E’ proprio un problema di polis. Se non vengono agevolati, i tentativi in essere di dare credito diventano più fragili. Più si creano le condizioni adatte, più questa dinamica può accadere e moltiplicarsi, con effetti incredibili. Bisogna avviare politiche economiche agevolative, finanziarie e fiscali che incentivino questa dinamica: dare stima, realistica, alla gente con assunzione di responsabilità e di rischio. E se serve, si cambino pure le norme che ostacolano questo percorso. Perché il sistema paese non si predispone verso una linea virtuosa di questo tipo, che è all’origine di una possibilità di ripresa?
Ma che interventi dovrebbe attuare il governo?
Potrebbe mettere una trentina di miliardi per supportare il consorzio di credito cooperativo o finanziario in termini di garanzie, mettendo in moto un processo in cui le banche tornano a fare le banche, la cooperazione torna a fare la cooperazione e i consorzi fidi tornano a fare i consorzi fidi, in un dialogo con le imprese nel merito di quello di cui hanno effettivamente bisogno. Oggi è più interessante intervenire sul credito e sulla capacità di rilanciare i soggetti produttivi rispetto agli interventi di carattere sociale. La politica di welfare, che pure segue gli stessi princìpi, ha tutta un’altra dinamica.
E’ un problema di strumenti finanziari?
No, non è un problema di tecnica bancaria, è un problema di concezione di sé, delle relazioni e dell’economia. Vanno rilanciate la passione, la capacità di valorizzazione dell’altro come bene per tutti.

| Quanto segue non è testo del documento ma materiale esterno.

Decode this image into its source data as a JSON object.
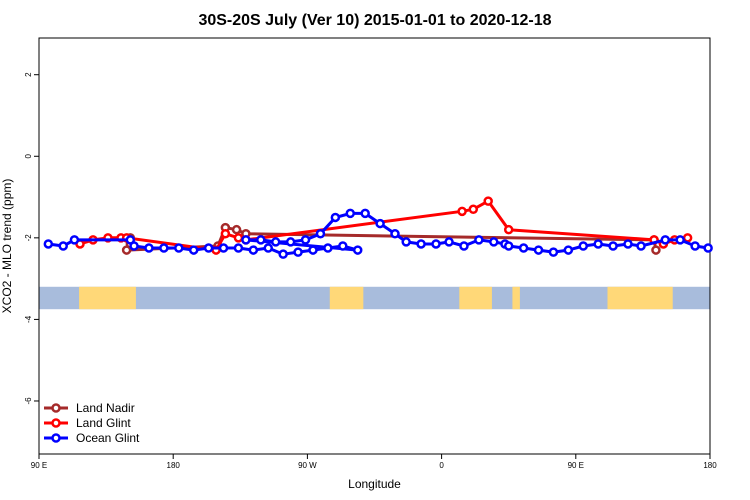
{
  "chart_data": {
    "type": "line",
    "title": "30S-20S July (Ver 10)   2015-01-01 to 2020-12-18",
    "xlabel": "Longitude",
    "ylabel": "XCO2 - MLO trend (ppm)",
    "xlim": [
      90,
      450
    ],
    "ylim": [
      -7.3,
      2.9
    ],
    "x_ticks": [
      {
        "value": 90,
        "label": "90 E"
      },
      {
        "value": 162,
        "label": "180"
      },
      {
        "value": 234,
        "label": "90 W"
      },
      {
        "value": 306,
        "label": "0"
      },
      {
        "value": 378,
        "label": "90 E"
      },
      {
        "value": 450,
        "label": "180"
      }
    ],
    "y_ticks": [
      2,
      0,
      -2,
      -4,
      -6
    ],
    "grid": false,
    "legend_position": "bottom-left",
    "series": [
      {
        "name": "Land Nadir",
        "color": "#a52a2a",
        "x": [
          139,
          139,
          137,
          186,
          190,
          196,
          201,
          420,
          421
        ],
        "y": [
          -2.0,
          -2.15,
          -2.3,
          -2.2,
          -1.75,
          -1.8,
          -1.9,
          -2.05,
          -2.3
        ]
      },
      {
        "name": "Land Glint",
        "color": "#ff0000",
        "x": [
          112,
          119,
          127,
          134,
          137,
          185,
          190,
          197,
          201,
          317,
          323,
          331,
          342,
          420,
          425,
          431,
          438
        ],
        "y": [
          -2.15,
          -2.05,
          -2.0,
          -2.0,
          -2.0,
          -2.3,
          -1.9,
          -2.0,
          -2.05,
          -1.35,
          -1.3,
          -1.1,
          -1.8,
          -2.05,
          -2.15,
          -2.05,
          -2.0
        ]
      },
      {
        "name": "Ocean Glint",
        "color": "#0000ff",
        "x": [
          95,
          103,
          109,
          139,
          141,
          149,
          157,
          165,
          173,
          181,
          189,
          197,
          205,
          213,
          221,
          229,
          237,
          245,
          253,
          261,
          201,
          209,
          217,
          225,
          233,
          241,
          249,
          257,
          265,
          273,
          281,
          287,
          295,
          303,
          310,
          318,
          326,
          334,
          340,
          342,
          350,
          358,
          366,
          374,
          382,
          390,
          398,
          406,
          413,
          426,
          434,
          442,
          449
        ],
        "y": [
          -2.15,
          -2.2,
          -2.05,
          -2.05,
          -2.2,
          -2.25,
          -2.25,
          -2.25,
          -2.3,
          -2.25,
          -2.25,
          -2.25,
          -2.3,
          -2.25,
          -2.4,
          -2.35,
          -2.3,
          -2.25,
          -2.2,
          -2.3,
          -2.05,
          -2.05,
          -2.1,
          -2.1,
          -2.05,
          -1.9,
          -1.5,
          -1.4,
          -1.4,
          -1.65,
          -1.9,
          -2.1,
          -2.15,
          -2.15,
          -2.1,
          -2.2,
          -2.05,
          -2.1,
          -2.15,
          -2.2,
          -2.25,
          -2.3,
          -2.35,
          -2.3,
          -2.2,
          -2.15,
          -2.2,
          -2.15,
          -2.2,
          -2.05,
          -2.05,
          -2.2,
          -2.25
        ]
      }
    ],
    "background_band": {
      "y_top": -3.2,
      "y_bottom": -3.75,
      "ocean_color": "#a8bcdc",
      "land_color": "#ffd878",
      "land_ranges": [
        [
          111.5,
          142
        ],
        [
          246,
          264
        ],
        [
          315.5,
          333
        ],
        [
          344,
          348
        ],
        [
          395,
          430
        ]
      ]
    }
  }
}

In questo contesto lo Stato non è quello che mi risarcisce, ma chi mi supporta e mi sostiene nella capacità di creare reti di solidarietà e di ripresa.
E’ una concezione che può più facilmente partire dal basso, coinvolgendo e responsabilizzando i vari attori dell’economia, che dall’alto, non crede?
Questo capovolgimento di paradigma è sussidiarietà pura, ma con una leva di partenza che la promuove e la stimola. Vedo ancora un limite nell’approccio di questa fase che stiamo vivendo.
Quale?
C’è qualcuno che deve ripianare un debito, un venir meno delle attività economiche, solo che così non abbiamo la forza né le risorse per farlo. E se non capovolgiamo il punto di vista, alla fine rimarremo, permanentemente, tutti più o meno molto insoddisfatti. Anche senza accorgersene, in Italia si continua a trasferire allo Stato-mamma la presunzione che ci risolva i problemi. Dal canto suo, lo Stato-mamma fino a qualche mese fa aveva l’arroganza di potercela fare da solo. Oggi vedo il rischio di una pretesa, di una presunzione. Ma non è così. Anche perché, oltre tutto, non possiamo più neanche battere moneta…
Ma quello che lei suggerisce sembra più una svolta concettuale. E’ possibile attuarla nella realtà?
Quello che propongo non è filosofia, ma esperienza: io lo sto già facendo, addirittura potenziando. E ciascuno può farlo, anzi è chiamato a farlo.